Сначала скучно. Потом злоба накатила.
— Вэй, Логин, сотник валковский! Твоя клятва — зеленая, еще и почки на ней не набухли. А моей уже трех десятков лет поболе! Поклялся я, что никто из вас, губителей семьи моей, от меня не уйдет. А как помирать станешь, пан Загаржецкий, вспомни всех жидов, что твои черкасы зарезали, огнем сожгли да на пали набили. И девушек наших вспомни, что так матерями и не стали! Ты по своей дочке плачешься, а кто оплачет сестер моих? Кто оплачет мою мать? Смертью меня напугать хочешь, дурной гой? Да я уже умер давно, меня уже собаки съели, а вороны кости разнесли! Понял?
Крикнул — и задохнулся. И сердце болью зашлось.
Ждал удара — не ударил. Даже за эфес сабельный не взялся. Стоял, набычившись, словно и вправду — буйвол.
Молчал.
Плохо молчал. Трудно.
— День тебе даю, пан Юдка, — наконец вздохнул он. — От этого вечера до следующего. Выведешь нас из пекла — шаблю дам. Схватимся один на один, а там уж как Бог рассудит. И с хлопцев клятву возьму, чтоб отпустили тебя, кровопийцу, коли меня порешишь. А нет — плохо умрешь, пан сотник надворный. И сам умрешь, и все жиды, что от Валок до Иерусалима вашего землю поганят, кровью умоются! И в том тебе Покровой клянусь. Понял ли?
Хотел я ему припомнить, что не он первый грозит народу моему. И фараоны грозили, и цари греческие, и кесари римские. Да где они теперь?
Хотел — но не стал. Я — мертвец, а он кто? Что толку душам в Шеоле лаяться?
Как сказал — так и будет.
— День тебе, — хрипло повторил он. — Я пожал плечами.
Отвернулся. Отвернулся — и пошел прочь от этого мертвеца.
— Потому я и проиграл, — невесело усмехнулся он. — Даже тебя заставить не смог. Вот и весь сказ, Иегуда бен-Иосиф!
Я поглядел на черную тень в сером сумраке. Руки-клешни бессильно свесились, глаза вниз, на битый щебень смотрят.

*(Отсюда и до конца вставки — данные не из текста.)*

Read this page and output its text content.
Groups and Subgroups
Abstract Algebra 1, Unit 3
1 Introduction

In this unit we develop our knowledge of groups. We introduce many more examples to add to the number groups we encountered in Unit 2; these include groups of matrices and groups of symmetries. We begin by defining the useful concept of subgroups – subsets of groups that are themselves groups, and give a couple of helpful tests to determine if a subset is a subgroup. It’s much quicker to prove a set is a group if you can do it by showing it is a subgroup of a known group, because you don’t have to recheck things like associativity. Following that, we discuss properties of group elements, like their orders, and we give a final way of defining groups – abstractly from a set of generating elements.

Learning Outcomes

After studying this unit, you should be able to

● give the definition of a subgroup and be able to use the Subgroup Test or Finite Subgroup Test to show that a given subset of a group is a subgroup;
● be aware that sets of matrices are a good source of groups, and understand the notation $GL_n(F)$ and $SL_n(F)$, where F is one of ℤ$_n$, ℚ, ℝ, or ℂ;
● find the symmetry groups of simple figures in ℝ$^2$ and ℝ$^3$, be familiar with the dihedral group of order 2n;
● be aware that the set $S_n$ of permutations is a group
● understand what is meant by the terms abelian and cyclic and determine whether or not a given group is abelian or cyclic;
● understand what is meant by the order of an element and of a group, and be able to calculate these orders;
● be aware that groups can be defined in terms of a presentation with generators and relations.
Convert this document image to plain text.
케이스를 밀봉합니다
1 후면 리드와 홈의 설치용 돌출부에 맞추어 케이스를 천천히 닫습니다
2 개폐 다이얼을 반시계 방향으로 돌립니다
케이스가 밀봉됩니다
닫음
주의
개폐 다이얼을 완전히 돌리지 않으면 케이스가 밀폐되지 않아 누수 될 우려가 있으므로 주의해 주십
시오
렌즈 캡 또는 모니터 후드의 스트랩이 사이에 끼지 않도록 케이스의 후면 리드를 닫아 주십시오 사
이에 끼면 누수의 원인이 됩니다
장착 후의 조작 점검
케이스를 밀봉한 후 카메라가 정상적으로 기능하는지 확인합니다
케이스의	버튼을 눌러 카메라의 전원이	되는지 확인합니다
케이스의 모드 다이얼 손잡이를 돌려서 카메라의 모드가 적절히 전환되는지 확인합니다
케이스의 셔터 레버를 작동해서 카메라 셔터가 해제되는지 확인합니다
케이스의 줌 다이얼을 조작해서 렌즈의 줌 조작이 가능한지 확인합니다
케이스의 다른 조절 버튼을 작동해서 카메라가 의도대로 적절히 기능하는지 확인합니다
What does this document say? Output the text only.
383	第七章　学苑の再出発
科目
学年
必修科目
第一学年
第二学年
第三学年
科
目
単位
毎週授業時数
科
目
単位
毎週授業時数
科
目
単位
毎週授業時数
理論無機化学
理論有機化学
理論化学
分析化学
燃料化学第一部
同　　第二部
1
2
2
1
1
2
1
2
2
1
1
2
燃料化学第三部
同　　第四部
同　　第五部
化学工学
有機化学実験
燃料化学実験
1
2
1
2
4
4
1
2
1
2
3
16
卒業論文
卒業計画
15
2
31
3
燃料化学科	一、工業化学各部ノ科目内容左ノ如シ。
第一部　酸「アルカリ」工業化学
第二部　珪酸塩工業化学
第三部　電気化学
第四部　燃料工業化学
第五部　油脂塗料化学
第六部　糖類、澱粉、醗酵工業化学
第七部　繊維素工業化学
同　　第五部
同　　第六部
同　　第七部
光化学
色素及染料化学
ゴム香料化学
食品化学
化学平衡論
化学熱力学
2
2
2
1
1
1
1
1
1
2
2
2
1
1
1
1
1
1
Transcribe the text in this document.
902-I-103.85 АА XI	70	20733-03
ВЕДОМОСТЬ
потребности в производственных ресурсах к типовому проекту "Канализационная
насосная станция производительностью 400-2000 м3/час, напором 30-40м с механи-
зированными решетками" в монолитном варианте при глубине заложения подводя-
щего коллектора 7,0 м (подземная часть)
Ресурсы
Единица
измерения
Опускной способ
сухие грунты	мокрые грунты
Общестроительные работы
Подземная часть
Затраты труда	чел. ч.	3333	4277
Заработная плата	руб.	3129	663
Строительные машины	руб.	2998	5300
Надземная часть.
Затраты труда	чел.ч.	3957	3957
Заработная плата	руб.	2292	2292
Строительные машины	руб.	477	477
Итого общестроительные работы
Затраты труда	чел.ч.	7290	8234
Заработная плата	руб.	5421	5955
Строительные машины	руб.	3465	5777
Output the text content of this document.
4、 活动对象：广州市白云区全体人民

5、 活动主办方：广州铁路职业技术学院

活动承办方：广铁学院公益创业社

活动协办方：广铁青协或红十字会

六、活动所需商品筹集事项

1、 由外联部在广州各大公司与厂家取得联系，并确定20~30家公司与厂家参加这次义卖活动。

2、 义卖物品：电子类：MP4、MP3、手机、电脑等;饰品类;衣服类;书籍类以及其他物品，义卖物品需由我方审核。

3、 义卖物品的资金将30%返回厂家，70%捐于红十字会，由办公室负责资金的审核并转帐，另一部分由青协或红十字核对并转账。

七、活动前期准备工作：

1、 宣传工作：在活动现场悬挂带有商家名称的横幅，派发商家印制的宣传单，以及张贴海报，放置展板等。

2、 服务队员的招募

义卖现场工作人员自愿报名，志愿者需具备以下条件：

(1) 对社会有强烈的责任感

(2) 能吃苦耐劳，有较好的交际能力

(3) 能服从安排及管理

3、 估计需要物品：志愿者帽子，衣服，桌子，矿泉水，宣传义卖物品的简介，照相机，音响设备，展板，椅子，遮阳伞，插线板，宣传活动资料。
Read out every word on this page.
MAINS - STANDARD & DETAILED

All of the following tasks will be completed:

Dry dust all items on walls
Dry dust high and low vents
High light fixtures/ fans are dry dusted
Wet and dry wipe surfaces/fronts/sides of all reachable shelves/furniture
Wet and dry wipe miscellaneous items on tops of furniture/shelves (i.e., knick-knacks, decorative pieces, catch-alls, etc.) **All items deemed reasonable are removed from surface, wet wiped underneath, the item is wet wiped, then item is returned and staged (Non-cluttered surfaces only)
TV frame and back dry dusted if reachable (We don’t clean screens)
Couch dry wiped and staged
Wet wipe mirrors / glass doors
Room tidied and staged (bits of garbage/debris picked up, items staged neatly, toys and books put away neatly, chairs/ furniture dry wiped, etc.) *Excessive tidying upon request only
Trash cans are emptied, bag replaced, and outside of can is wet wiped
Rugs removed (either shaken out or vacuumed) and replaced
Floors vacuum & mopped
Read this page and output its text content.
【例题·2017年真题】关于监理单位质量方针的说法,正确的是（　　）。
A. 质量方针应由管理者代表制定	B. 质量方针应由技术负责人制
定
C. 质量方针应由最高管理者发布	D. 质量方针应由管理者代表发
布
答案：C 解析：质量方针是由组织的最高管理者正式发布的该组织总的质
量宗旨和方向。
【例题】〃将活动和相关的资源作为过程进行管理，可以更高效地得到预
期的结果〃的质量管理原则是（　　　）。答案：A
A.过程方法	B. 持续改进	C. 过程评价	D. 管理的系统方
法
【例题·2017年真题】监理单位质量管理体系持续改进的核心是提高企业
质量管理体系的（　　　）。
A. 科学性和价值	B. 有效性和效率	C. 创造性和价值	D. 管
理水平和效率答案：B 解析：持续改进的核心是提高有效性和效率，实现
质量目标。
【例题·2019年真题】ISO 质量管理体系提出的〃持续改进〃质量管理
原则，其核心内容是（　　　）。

Думал ли я, что придется беседовать с каф-Малахом? И где?
— Самаэль против Рахаба, — медленно проговорил я. — Розовое воинство — против голубого. И Блудный Ангел посередине…
— И мой сын, — глаза блеснули страшным, запредельным огнем. — Ребенок, никому не сделавший зла!
Помню! Помню я эти глаза! Как взглянул на меня тот байстрюк, Пленник, памятной ночью мне встретившийся, как заглянул в душу…
— Мне кажется… Мне кажется, Самаэль задумал что-то плохое. С миром. И с моим ребенком. Поэтому я спешу. Мы и так потеряли много времени. День на Околице — это почти неделя в Сосуде. Я не должен опоздать.